MR: It’s terrible that some firms choose to profit from goods tainted with the forced labour of Uyghurs and others in Xinjiang. I remain committed to advancing legislative efforts, such as my bicameral and bipartisan Uyghur Forced Labour Prevention Act (S.3471), which would ensure that goods made with forced labour do not enter the homes of Americans and would require corporations seeking to import goods from Xinjiang to provide proof of that.
KK: There is some concern that the new administration in Washington is going to return to business-as-usual with Beijing.

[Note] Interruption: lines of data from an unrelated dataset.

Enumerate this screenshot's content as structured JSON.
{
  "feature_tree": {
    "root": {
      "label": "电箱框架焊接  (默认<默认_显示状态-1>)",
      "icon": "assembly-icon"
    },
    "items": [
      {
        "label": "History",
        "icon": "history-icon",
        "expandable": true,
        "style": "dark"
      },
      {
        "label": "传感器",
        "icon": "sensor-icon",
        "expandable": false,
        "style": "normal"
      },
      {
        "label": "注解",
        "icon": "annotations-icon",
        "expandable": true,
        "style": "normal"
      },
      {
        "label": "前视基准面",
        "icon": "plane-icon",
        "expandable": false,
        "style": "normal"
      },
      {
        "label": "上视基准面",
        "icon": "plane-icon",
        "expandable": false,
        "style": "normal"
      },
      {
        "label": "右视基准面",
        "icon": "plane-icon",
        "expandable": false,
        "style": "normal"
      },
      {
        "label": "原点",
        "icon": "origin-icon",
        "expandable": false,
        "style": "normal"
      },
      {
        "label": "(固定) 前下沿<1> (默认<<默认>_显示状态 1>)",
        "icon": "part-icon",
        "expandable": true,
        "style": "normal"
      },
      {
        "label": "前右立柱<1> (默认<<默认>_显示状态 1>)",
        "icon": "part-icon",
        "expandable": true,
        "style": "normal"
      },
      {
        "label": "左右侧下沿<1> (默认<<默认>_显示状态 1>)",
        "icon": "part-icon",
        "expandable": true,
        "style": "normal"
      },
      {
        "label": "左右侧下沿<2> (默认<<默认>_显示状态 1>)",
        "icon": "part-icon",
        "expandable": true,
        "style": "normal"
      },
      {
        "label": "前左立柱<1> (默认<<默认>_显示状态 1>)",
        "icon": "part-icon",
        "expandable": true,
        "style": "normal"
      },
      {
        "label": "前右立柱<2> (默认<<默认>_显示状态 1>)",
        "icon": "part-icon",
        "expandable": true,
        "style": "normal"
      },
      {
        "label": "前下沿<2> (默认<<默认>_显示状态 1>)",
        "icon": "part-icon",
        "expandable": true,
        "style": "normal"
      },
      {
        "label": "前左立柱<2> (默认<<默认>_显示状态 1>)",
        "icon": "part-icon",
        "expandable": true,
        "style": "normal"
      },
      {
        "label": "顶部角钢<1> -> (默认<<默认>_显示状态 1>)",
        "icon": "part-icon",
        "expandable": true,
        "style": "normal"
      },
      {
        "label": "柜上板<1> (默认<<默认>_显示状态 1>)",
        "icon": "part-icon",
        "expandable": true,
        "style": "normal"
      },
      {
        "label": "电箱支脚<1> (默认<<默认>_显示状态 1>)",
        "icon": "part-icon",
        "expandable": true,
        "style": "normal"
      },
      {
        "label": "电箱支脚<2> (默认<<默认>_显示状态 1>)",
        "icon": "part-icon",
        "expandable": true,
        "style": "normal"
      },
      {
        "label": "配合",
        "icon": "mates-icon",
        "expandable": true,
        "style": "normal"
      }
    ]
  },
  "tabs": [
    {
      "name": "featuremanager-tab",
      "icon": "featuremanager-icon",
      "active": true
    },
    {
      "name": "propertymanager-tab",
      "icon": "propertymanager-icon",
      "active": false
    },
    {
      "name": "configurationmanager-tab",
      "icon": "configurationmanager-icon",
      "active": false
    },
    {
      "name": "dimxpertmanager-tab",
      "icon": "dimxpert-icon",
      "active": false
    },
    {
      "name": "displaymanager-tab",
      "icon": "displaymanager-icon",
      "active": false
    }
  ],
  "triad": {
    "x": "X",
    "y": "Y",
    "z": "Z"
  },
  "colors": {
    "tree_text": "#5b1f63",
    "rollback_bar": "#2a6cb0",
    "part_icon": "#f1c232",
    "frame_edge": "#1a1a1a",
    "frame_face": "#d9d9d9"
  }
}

Tibetans, especially, express the fear that the old habit of fabricating rationales for turning a blind eye to China’s conduct will be resuscitated. Do you worry about this? And will you assure those worried that you will vigilantly oppose a return the old ways of doing things?
MR: Whatever the plans of the administration, I know this: returning to business-as-usual with Beijing is not an option. The Communist Party of China is a genocidal regime bent on supplanting the United States’ role in the world and poses the greatest threat to international peace and security. I will continue to press the administration to ensure they fully grasp this threat and condemn any measure it makes that seeks to turn a blind eye to China’s plainly visible track record of repression and abuse.
KK: You are the target of sanctions by the Communist Party of China. Has this had any material effect?
MR: Quite frankly, China’s decision to sanction me is a badge of honour. While I had zero plans of travelling to China, the fact that the Chinese government and the Communist Party felt threatened by my work to put an end to their horrific human rights abuses reaffirms that we are on the right side of history.